Après une mauvaise rencontre dans les marais d’Exmouth, Massachusetts, l’agent spécial du FBI Aloysius Pendergast est porté disparu…
Bouleversée par la perte de son protecteur, Constance Greene se retire dans les souterrains du manoir de Pendergast, au 891 Riverside Drive, à New York, où une bien mauvaise surprise l’attend…
Diogène, le frère cadet d’Aloysius, que tout le monde croyait mort, fait sa réapparition et réussit à convaincre la jeune femme de le suivre sur une île mystérieuse...

http://www.editionsarchipel.com

 

Mon avis :

Si vous vous souvenez bien, dans l'épisode précédant, nous perdions la trace de notre très cher inspecteur Pendergast. Constance de retour dans ses appartements souffre de son absence... Disparu, mort, qu'est-il advenu de lui ?

Les auteurs nous offrent ici une aventure tonitruante et mouvementée dont ils ont le secret.
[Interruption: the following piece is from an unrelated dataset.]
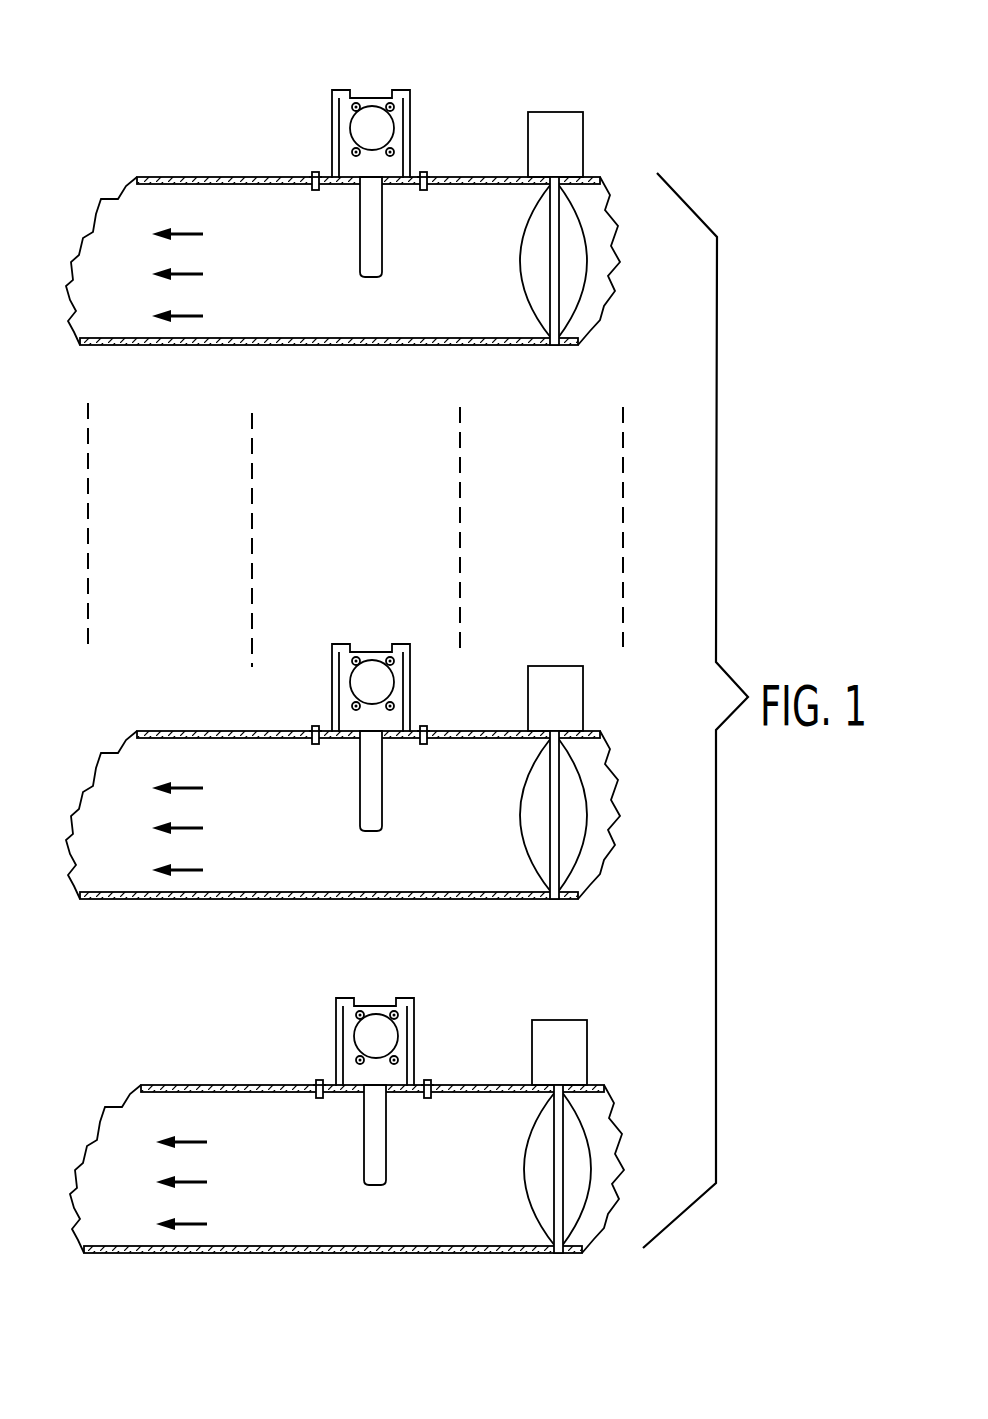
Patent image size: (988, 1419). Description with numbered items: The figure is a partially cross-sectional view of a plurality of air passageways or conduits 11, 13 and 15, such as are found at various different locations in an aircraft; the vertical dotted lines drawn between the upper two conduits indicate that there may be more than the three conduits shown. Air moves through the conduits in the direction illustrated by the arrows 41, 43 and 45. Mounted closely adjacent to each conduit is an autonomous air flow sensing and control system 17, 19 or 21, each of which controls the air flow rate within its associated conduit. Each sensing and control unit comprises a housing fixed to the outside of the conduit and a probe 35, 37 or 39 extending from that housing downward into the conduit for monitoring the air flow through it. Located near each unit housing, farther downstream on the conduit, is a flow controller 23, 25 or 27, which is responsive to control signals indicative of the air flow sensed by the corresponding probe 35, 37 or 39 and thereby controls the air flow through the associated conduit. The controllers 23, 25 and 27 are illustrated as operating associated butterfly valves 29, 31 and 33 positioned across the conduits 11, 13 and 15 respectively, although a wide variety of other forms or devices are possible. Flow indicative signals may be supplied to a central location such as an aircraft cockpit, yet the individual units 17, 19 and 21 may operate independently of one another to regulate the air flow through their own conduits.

The air flow conduit 11 is at (185, 177).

Ils jouent ici sur plusieurs tableaux, ressortent de vieilles cartes de leur jeu pour nous divertir. Et le moins que l'on puisse dire, c'est que c'est réussi.

On est scotché par ce récit qui se révèle plein de surprises. Des courses-poursuites, de multiples péripéties, des prétendus morts qui ressurgissent des placards... On vit cet instant de lecture à 200 à l'heure et de manière survoltée. L'écriture est rythmée, haletante. L'action est omniprésente et le suspens bien mené.

L'ambiance est sombre, secrète, tragique. Au centre de l'intrigue, des expériences scientifiques morbides et discutables, de la dissimulation doublée de manipulation. On découvre les personnages sous un nouveau jour, avec leur histoire, leurs élans et leurs vieux démons. C'est sanglant et cinglant. On se laisse emporter sur le devant de la scène et dans les coulisses. La pression est à son maximum, on ne nous ménage aucun répit. Cette affaire menée de bout en bout, nous anime, nous torture et nous captive.

Pendergast n'a définitivement pas dit son dernier mot. Ouf, on a bien failli avoir chaud...

Citation :
"Il ne pouvait s'agir de Diogène. C'est impossible. Quelqu'un d'autre était au courant de ses secrets les mieux gardés."